Wenn es für NASA und ESA Richtung Mars geht, sind die Mitarbeitenden von Alter Technology meist involviert. Beim Marsfahrzeug „Curiosity“ 2012 haben die Experten der TÜV-NORD-Tochter Geräte für die Erfassung meteorologischer Daten mitentwickelt und eingebaute elektronische Komponenten getestet und zertifiziert. Beim aktuellen NASA-Rover „Perseverance“ ist Alter Technology verantwortlich für die Sicherheit und Widerstandsfähigkeit der elektronischen und optoelektronischen Komponenten des Mars Environmental Dynamics Analyzer (MEDA). Das Gerät ist ein Kernelement der Mission, sendet Wetterdaten zur Erde und misst auch die Menge und Größe von Staubpartikeln in der Marsatmosphäre. 2022 macht sich dann mit „Rosalind Franklin“ der nächste von Alter Technology geprüfte Rover auf den Weg zum Mars. Ziel der ursprünglich für 2020 angesetzten ExoMars-Mission von ESA und Roskosmos: mittels Bohrungen auf der Marsoberfläche untersuchen, ob Leben dort möglich war oder ist.

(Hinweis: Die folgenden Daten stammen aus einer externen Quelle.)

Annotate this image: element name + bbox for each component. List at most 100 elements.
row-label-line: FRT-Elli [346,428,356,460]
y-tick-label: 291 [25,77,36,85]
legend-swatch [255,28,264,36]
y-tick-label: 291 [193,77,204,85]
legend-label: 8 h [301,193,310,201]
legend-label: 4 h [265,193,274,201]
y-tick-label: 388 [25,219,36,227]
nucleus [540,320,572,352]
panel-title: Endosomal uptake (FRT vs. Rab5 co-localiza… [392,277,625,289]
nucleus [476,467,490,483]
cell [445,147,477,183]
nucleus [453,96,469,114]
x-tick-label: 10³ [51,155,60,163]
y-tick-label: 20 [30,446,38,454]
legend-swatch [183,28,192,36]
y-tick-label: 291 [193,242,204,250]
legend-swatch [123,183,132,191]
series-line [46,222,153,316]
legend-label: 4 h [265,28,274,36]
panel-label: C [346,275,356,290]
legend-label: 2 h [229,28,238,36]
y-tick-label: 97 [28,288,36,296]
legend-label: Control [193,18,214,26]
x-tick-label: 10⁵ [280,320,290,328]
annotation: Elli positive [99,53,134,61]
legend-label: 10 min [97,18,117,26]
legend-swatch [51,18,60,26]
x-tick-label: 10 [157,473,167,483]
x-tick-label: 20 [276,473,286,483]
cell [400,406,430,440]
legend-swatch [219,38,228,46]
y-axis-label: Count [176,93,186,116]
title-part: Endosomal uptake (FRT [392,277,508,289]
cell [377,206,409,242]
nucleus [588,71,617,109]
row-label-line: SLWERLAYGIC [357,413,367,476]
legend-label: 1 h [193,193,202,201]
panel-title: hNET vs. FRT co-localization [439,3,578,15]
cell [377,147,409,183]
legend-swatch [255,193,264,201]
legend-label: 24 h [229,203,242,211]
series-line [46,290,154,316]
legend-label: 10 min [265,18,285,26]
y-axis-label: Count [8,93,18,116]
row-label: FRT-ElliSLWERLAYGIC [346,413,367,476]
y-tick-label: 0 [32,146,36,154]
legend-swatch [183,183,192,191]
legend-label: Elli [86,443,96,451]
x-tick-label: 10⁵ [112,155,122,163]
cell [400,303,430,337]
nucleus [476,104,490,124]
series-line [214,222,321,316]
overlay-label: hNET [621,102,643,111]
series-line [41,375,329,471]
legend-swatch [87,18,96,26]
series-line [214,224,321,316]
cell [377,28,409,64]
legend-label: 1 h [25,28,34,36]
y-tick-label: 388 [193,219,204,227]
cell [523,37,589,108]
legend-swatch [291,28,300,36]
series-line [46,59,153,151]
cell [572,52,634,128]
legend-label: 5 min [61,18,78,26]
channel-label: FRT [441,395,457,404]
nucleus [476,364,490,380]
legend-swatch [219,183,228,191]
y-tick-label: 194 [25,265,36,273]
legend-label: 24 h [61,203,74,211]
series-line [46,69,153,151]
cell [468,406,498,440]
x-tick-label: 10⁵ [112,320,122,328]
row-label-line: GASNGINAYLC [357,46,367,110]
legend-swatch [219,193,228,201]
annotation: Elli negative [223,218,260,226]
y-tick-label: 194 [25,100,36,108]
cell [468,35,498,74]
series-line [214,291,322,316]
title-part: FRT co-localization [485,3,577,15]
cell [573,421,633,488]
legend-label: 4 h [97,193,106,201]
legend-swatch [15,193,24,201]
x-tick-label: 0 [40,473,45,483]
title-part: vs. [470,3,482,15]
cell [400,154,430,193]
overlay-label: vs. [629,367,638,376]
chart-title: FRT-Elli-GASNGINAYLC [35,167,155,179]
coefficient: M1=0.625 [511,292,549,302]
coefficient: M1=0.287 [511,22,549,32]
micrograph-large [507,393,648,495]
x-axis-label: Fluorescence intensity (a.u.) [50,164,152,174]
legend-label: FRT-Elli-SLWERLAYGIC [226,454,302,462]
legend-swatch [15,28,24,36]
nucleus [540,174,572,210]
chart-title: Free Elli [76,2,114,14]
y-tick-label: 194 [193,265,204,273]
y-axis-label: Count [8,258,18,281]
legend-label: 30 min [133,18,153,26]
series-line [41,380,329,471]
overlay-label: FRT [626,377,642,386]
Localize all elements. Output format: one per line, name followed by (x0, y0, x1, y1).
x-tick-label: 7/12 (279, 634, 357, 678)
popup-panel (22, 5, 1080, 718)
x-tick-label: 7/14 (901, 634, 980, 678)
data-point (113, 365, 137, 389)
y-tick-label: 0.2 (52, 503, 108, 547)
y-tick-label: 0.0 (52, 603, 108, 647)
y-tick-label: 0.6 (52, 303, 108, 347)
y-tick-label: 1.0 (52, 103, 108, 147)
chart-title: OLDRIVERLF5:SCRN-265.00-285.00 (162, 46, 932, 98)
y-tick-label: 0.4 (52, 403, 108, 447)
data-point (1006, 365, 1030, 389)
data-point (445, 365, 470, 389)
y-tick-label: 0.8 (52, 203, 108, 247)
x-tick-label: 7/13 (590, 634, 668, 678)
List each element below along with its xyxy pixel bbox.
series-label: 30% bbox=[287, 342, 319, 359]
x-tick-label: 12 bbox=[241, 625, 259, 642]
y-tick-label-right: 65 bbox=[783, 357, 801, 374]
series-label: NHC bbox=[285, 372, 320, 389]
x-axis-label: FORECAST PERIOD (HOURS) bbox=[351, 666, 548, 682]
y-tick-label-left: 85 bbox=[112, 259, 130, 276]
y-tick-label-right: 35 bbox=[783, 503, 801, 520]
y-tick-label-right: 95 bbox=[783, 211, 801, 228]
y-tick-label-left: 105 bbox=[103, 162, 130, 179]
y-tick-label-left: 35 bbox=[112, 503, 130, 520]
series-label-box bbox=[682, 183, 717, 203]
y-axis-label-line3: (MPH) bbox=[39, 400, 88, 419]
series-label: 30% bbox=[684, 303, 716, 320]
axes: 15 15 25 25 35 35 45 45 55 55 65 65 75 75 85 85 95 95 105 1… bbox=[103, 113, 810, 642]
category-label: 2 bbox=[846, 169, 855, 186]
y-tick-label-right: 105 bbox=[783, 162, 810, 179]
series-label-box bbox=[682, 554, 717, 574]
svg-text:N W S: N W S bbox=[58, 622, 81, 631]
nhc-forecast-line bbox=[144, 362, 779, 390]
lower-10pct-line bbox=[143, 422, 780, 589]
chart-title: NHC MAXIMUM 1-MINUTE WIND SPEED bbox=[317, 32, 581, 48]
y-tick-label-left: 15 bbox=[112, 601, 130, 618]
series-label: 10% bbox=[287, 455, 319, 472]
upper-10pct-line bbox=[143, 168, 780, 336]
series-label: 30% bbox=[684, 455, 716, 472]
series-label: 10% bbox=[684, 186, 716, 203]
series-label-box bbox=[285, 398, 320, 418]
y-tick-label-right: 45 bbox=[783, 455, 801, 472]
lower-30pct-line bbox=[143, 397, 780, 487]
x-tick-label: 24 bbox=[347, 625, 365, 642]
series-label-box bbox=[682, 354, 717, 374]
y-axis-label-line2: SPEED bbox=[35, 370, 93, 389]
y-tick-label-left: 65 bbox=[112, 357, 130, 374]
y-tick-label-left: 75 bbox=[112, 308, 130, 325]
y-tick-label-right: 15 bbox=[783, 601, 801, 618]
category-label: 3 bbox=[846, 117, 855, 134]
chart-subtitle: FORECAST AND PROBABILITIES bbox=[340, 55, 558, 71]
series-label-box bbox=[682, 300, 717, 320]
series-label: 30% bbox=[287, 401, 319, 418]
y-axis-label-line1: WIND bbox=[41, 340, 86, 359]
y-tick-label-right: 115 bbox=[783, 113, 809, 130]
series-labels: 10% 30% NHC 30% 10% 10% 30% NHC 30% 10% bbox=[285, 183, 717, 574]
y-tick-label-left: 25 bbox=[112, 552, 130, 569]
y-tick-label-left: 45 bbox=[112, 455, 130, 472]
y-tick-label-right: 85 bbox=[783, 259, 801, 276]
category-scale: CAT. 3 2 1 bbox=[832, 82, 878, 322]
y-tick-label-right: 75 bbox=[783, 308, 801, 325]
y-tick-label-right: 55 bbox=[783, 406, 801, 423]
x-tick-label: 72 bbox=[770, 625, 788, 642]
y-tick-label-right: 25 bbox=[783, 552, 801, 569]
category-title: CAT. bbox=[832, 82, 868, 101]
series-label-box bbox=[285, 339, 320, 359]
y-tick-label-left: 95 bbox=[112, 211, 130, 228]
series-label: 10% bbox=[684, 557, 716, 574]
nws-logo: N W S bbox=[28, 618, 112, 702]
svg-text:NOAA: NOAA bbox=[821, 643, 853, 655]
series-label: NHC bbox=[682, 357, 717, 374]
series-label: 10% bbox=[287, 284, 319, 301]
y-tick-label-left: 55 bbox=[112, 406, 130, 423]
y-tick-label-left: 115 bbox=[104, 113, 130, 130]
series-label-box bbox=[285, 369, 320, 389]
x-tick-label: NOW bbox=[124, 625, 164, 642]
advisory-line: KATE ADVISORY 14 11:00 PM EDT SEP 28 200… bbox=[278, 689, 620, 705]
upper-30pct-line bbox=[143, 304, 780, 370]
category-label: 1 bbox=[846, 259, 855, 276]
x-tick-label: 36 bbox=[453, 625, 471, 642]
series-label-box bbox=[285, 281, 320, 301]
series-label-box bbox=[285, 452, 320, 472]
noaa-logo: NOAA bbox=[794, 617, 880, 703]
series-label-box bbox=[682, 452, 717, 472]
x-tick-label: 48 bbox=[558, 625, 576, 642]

Sonne, Merkur und Jupiter im Visier

Unterstützt von Alter Technology will die ESA in den kommenden Jahren auch Sonne, Merkur und Jupiter genauer unter die Lupe nehmen: Der am 10. Februar 2020 gestartete „Solar Orbiter“ soll herausfinden, wie Sonnenwinde unser Leben auf der Erde beeinflussen und inwiefern wir uns besser vor dem Weltraumwetter schützen können. 2025 wird „BepiColombo“ in eine Umlaufbahn um den Merkur einschwenken. Die 2018 gestartete Mission soll die Zusammensetzung, Geophysik und Geschichte des unerforschtesten Planeten im inneren Sonnensystem untersuchen und verstehen helfen. Zum größten Planeten unseres Sonnensystems wird voraussichtlich 2022 „JUICE“ aufbrechen. Ins Aufgabengebiet der Sonde fallen detaillierte Beobachtungen des Jupiters und drei seiner größten Monde. Die Experten von Alter Technology werden auch hier vorab sicherstellen, dass die wissenschaftlichen Instrumente dem strapaziösen Flug durch das All standhalten können.